How to Run a Usability Test

Some basic techniques to improve free software interfaces

Posted on 27 Aug 2019

One of the most important steps of the design process is “usability testing”, it gives designers the chance to put themselves in other people’s shoes by gathering direct feedback from people in real time to determine how usable an interface may be. This is just as important for free and open source software development process as it is any other.

Though free software projects often lack sufficient resources for other more extensive testing methods, there are some basic techniques that can be done by non-experts with just a bit of planning and time—anyone can do this!

Free Software Usability

Perhaps notoriously, free software interfaces have long been unapproachable; how many times have you heard: “this software is great…once you figure it out.” The steep learning curve of many free software applications is not representative of how usable or useful it is. More often than not it’s indicative of free software’s relative complexity, and that can be attributed to the focus on baking features into a piece of software without regard for how usable they are.

A screenshot of the calibre e-book management app's poor UI

Free software developers are often making applications for themselves and their peers, and the steps in development where you’d figure out how easy it is for other people to use—testing—gets skipped. In other words, as the author of the application you are of course familiar with how the user interface is laid out and how to access all the functionality, you wrote it. A new user would not be, and may need time or knowledge to discover the functionality, this is where usability testing can come in to help you figure out how easy your software is to use.

What is “Usability Testing”?

For those unfamiliar with the concept, usability testing is a set of methods in user-centric design meant to evaluate a product or application’s capacity to meet its intended purpose. Careful observation of people while they use your product, to see if it matches what it was intended for, is the foundation of usability testing.

The great thing is that you don’t need years of experience to run some basic usability tests, you need only sit down with a small group of people, get them to use your software, and listen and observe.

What Usability Testing is Not

Gathering people’s opinion (solicited or otherwise) on a product is not usability testing, that’s market research. Usability testing isn’t about querying people’s already formed thoughts on a product or design, it’s about determining if they understand a given function of a product or its purpose by having them use said product and gather feedback.

Usability is not subjective, it is concrete and measureable and therefore testable.

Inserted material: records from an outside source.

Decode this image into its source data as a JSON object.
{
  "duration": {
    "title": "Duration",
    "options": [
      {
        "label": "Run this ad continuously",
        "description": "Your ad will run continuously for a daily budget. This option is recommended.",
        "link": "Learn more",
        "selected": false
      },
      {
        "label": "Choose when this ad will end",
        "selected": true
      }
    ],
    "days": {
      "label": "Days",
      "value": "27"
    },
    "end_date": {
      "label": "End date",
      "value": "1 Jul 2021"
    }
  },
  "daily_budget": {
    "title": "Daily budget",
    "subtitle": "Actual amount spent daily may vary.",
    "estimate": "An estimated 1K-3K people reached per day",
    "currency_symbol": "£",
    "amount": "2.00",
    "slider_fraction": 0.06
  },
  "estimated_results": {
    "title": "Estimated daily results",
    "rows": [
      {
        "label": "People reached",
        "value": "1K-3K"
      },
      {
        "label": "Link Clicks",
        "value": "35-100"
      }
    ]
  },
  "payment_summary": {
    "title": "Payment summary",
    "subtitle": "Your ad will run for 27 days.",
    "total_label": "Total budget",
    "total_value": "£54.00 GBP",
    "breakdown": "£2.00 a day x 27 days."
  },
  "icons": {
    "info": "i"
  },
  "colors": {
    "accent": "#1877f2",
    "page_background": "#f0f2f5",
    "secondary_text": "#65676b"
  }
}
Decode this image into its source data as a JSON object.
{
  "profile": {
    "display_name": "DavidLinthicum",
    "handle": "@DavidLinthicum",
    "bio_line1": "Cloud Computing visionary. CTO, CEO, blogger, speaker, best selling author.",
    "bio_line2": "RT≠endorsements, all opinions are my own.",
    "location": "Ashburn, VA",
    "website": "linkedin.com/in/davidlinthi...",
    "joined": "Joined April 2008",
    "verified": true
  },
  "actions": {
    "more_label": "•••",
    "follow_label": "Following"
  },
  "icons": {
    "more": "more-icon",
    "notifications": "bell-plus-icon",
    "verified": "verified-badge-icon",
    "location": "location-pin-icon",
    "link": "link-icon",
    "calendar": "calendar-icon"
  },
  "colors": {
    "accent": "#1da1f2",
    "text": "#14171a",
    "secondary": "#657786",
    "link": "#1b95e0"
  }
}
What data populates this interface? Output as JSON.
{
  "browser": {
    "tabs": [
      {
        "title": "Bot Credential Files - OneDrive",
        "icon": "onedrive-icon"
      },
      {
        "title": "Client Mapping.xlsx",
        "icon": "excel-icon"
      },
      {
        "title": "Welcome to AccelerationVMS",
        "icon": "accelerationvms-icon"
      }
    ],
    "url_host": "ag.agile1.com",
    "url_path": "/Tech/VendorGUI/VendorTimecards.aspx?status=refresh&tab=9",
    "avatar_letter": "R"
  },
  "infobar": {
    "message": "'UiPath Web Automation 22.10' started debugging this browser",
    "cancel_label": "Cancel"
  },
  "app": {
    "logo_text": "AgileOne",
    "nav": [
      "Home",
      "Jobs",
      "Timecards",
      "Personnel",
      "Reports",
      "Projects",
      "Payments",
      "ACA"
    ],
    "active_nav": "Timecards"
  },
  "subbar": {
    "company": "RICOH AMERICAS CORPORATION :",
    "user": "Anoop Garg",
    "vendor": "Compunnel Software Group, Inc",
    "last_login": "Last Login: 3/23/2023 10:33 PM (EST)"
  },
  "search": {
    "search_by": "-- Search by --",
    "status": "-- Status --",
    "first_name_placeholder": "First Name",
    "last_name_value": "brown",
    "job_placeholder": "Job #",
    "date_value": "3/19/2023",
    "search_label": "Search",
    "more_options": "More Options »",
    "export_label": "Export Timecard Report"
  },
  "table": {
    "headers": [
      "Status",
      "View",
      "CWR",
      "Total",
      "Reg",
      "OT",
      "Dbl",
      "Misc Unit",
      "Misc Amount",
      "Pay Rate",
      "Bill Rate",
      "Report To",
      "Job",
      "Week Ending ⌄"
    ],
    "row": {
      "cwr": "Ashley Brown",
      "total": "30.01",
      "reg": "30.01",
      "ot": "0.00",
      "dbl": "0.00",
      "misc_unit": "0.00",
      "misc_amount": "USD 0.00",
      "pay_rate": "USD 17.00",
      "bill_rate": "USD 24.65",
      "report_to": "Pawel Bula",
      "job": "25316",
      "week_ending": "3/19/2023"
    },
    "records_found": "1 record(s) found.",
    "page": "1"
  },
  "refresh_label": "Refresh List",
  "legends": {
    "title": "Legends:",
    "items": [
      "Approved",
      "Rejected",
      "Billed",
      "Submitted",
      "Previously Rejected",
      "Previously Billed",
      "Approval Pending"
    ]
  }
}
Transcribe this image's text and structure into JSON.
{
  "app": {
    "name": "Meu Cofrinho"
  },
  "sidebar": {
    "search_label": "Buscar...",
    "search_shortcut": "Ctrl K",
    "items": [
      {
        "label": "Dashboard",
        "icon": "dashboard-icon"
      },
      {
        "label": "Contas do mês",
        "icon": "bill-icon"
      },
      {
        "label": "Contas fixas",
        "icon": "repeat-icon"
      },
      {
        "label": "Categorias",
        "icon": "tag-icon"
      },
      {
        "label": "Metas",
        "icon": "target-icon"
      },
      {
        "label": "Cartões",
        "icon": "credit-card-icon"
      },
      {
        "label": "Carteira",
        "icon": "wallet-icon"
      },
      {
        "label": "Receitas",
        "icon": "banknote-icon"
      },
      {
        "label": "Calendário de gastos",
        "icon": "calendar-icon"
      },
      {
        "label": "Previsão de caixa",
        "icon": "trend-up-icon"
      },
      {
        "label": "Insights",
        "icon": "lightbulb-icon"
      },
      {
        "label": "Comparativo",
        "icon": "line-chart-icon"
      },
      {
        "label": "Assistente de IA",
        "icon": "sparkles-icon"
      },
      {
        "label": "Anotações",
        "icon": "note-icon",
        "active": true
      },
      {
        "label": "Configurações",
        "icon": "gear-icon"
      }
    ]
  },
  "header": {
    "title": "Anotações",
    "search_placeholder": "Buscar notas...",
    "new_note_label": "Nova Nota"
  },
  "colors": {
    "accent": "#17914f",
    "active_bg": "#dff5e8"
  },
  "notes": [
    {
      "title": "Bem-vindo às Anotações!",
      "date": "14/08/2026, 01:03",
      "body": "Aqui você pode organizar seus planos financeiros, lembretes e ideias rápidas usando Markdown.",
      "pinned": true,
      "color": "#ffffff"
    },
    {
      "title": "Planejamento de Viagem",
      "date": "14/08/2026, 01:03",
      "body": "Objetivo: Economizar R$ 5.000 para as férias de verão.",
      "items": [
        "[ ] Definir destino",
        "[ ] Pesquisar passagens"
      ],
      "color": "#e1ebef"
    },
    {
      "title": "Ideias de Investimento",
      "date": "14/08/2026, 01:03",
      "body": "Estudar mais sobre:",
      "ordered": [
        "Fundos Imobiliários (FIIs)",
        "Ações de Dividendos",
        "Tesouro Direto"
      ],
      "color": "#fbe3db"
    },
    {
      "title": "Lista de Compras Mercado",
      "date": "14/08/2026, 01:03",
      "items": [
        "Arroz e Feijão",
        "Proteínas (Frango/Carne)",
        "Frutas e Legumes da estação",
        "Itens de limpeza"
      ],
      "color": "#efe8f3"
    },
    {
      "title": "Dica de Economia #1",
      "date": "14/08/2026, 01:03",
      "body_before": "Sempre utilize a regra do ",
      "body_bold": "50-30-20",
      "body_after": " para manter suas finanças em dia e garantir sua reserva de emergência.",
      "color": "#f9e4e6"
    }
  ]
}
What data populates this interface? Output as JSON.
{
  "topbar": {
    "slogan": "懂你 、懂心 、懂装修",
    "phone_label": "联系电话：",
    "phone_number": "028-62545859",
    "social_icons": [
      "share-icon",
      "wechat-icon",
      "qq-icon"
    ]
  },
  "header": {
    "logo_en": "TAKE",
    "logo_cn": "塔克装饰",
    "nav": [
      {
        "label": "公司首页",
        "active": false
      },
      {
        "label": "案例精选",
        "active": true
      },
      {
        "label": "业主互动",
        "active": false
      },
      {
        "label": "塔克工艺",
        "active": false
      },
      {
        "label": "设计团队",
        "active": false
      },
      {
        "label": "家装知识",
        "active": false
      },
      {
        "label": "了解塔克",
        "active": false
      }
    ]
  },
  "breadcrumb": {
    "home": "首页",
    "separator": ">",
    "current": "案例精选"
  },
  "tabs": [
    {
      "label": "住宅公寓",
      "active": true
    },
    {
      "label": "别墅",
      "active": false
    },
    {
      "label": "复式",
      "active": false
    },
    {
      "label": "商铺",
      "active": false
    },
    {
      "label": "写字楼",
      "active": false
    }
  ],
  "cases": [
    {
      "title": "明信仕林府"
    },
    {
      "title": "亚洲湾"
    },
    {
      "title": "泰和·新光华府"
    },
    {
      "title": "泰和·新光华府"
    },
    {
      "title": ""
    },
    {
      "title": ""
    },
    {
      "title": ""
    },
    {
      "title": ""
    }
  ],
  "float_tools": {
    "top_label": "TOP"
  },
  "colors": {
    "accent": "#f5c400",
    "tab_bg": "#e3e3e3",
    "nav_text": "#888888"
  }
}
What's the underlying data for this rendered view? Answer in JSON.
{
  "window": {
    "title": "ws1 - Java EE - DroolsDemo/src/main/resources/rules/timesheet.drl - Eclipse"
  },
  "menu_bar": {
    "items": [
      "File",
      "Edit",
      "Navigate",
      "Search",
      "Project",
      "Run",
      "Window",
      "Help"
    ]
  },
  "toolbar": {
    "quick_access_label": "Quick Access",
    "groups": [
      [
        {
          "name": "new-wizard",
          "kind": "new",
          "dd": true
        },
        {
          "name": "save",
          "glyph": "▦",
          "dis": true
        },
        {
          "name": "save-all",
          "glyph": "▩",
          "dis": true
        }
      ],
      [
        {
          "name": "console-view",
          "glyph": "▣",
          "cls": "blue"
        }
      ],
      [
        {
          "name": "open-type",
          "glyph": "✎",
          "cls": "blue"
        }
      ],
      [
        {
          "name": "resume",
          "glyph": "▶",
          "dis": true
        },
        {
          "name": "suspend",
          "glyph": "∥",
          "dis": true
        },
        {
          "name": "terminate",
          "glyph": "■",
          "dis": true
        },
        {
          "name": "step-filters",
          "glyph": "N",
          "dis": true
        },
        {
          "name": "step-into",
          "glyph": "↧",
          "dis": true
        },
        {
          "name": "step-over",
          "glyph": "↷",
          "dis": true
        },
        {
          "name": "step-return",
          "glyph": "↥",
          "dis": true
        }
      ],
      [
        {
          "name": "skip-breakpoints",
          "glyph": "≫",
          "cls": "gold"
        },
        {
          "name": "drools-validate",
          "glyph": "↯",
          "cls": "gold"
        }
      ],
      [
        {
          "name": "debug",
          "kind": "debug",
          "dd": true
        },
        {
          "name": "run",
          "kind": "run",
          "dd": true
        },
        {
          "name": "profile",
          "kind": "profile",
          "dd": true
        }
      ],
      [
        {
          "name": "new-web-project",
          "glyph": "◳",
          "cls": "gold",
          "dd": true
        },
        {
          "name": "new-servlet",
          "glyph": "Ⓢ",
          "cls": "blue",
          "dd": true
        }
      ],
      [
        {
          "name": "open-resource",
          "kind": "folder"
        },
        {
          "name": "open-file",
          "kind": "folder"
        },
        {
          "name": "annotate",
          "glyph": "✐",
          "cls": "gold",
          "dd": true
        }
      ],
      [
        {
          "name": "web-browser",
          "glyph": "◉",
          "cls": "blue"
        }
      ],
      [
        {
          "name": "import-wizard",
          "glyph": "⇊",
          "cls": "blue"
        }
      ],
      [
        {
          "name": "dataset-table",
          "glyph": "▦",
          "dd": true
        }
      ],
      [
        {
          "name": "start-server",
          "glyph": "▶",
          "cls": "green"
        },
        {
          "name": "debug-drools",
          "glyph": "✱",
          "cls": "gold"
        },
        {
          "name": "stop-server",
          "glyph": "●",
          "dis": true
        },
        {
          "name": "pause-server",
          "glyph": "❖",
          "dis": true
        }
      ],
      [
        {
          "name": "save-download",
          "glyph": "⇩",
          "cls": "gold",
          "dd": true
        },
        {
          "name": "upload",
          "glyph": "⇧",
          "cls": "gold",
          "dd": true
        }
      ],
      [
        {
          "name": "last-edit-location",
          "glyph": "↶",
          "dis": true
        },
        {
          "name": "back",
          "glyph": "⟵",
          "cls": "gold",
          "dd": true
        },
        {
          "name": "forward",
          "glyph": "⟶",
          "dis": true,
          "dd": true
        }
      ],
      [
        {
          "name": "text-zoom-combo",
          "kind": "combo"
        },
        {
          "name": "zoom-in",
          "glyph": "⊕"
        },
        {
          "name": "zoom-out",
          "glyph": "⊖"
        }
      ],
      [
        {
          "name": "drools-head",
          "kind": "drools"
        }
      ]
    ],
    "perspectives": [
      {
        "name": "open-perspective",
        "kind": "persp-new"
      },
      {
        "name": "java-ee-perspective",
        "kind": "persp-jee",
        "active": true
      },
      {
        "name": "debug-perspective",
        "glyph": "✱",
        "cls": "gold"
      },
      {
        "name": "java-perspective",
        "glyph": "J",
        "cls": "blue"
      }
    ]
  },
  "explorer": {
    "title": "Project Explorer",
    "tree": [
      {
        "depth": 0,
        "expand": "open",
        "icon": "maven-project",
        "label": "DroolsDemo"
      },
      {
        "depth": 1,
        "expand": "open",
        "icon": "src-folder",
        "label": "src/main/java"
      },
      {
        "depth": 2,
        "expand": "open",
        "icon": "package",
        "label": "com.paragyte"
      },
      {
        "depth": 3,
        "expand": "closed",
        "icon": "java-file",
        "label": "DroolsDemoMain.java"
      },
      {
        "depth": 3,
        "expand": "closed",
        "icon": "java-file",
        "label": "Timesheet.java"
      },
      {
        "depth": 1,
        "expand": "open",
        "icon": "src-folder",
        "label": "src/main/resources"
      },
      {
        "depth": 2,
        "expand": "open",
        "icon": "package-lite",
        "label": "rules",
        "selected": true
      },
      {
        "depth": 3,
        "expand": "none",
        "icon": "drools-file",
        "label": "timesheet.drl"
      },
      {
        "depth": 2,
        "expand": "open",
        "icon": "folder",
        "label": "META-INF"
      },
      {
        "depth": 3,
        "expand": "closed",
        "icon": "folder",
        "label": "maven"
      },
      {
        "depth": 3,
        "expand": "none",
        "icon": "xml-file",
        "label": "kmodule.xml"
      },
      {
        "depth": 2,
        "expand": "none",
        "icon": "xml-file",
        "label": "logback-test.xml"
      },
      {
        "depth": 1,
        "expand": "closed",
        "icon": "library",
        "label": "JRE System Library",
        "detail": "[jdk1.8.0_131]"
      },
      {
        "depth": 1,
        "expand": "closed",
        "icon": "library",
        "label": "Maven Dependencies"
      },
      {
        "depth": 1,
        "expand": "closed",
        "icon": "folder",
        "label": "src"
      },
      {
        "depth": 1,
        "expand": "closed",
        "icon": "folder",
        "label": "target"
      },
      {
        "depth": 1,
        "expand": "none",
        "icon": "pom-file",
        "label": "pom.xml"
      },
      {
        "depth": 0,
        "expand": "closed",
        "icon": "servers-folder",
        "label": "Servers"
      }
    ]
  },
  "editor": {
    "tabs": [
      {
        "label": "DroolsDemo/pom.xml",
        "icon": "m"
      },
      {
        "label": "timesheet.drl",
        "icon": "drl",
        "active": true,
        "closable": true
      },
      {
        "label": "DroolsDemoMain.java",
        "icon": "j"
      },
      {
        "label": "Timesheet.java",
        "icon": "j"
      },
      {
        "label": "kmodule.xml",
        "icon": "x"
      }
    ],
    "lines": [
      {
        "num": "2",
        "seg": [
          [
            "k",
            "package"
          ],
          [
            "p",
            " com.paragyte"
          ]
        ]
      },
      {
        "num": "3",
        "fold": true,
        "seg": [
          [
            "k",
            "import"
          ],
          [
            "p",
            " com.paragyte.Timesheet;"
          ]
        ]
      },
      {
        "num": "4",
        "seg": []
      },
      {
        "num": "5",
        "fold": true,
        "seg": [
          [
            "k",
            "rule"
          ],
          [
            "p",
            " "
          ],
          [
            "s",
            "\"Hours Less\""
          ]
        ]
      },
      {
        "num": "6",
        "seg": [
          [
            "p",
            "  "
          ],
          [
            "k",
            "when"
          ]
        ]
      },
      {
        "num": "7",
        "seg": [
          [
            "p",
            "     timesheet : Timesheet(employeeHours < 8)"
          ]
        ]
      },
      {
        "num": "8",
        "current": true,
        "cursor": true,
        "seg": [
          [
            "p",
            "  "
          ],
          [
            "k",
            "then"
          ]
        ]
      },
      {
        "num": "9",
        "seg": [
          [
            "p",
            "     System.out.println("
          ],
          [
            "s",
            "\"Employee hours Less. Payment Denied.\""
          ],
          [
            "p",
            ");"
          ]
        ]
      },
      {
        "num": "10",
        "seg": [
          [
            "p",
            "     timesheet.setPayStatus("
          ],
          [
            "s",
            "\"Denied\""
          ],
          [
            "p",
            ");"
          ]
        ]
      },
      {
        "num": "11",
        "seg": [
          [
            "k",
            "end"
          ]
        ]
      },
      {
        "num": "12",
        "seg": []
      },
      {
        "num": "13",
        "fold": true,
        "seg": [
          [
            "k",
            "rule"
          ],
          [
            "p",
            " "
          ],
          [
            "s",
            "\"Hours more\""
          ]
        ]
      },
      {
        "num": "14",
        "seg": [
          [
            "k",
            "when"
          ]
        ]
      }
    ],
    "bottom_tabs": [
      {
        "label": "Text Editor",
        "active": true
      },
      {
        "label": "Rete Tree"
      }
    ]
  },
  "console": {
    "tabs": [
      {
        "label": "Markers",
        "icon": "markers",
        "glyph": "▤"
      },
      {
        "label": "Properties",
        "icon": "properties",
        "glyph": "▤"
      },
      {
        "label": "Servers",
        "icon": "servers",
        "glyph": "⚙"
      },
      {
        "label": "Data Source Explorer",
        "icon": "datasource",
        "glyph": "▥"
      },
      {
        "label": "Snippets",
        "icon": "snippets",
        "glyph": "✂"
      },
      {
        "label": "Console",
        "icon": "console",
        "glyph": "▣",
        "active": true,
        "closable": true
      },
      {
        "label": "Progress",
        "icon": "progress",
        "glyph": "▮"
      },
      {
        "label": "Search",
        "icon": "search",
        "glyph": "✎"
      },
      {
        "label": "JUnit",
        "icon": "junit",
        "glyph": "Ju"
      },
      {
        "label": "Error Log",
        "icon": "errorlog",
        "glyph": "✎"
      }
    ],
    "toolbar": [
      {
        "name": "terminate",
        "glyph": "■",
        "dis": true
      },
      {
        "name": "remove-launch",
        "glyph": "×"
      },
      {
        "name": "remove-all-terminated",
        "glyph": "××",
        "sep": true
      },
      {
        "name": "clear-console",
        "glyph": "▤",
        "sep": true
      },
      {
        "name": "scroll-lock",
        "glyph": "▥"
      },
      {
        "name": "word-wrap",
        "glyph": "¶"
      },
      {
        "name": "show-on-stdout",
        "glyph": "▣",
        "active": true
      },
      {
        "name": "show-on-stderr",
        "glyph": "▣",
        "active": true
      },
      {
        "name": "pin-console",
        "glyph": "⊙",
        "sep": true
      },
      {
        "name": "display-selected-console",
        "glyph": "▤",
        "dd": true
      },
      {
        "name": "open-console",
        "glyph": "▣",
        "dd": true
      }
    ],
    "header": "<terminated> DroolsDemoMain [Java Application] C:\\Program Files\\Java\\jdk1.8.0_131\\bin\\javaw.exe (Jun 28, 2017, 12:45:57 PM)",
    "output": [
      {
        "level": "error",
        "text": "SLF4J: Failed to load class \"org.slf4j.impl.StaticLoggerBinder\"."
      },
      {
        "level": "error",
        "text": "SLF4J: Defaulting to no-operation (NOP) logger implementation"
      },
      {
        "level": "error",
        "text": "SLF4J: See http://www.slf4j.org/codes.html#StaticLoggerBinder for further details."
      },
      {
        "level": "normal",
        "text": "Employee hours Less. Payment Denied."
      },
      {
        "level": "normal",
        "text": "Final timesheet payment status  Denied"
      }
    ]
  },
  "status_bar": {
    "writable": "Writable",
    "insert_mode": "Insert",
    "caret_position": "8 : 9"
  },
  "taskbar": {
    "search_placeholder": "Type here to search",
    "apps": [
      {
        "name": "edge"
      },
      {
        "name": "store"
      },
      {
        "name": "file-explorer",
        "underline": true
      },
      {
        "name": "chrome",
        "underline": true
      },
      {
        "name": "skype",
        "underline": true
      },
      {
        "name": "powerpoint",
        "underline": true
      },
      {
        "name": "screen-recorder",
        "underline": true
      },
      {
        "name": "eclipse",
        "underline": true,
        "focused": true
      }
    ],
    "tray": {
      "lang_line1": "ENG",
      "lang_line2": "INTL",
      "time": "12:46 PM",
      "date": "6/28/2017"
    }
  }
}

Preparing a Usability Test

To start, pick a series of tasks within the application that you want to test that you believe would be straightforward for the average person to complete. For example: “Set the desktop background” in a photos app, “Save a file with a new name” in a text editor, “Compose a new email” in an email client, etc. It is easiest to pick tasks that correspond to functions of your application that are (intended to be) evident in the user interface and not something more abstract. Remember: you are testing the user interface not the participant’s own ability to do a task.

You should also pick tasks that you would expect to take no more than a few minutes each, if participants fail to complete a task in a timely manner that is okay and is useful information.

Create Relatable Scenarios

To help would-be participants of your test, draft simple hypothetical scenarios or stories around these tasks which they can empathize with to make them more comfortable. It is very important in these scenarios that you do not use the same phrasing as present in the user interface or reference the interface as it would be too influential on the testers’ process. For instance, if you were testing whether an email client’s compose action was discoverable, you would not say:

Compose an email to your aunt using the new message button.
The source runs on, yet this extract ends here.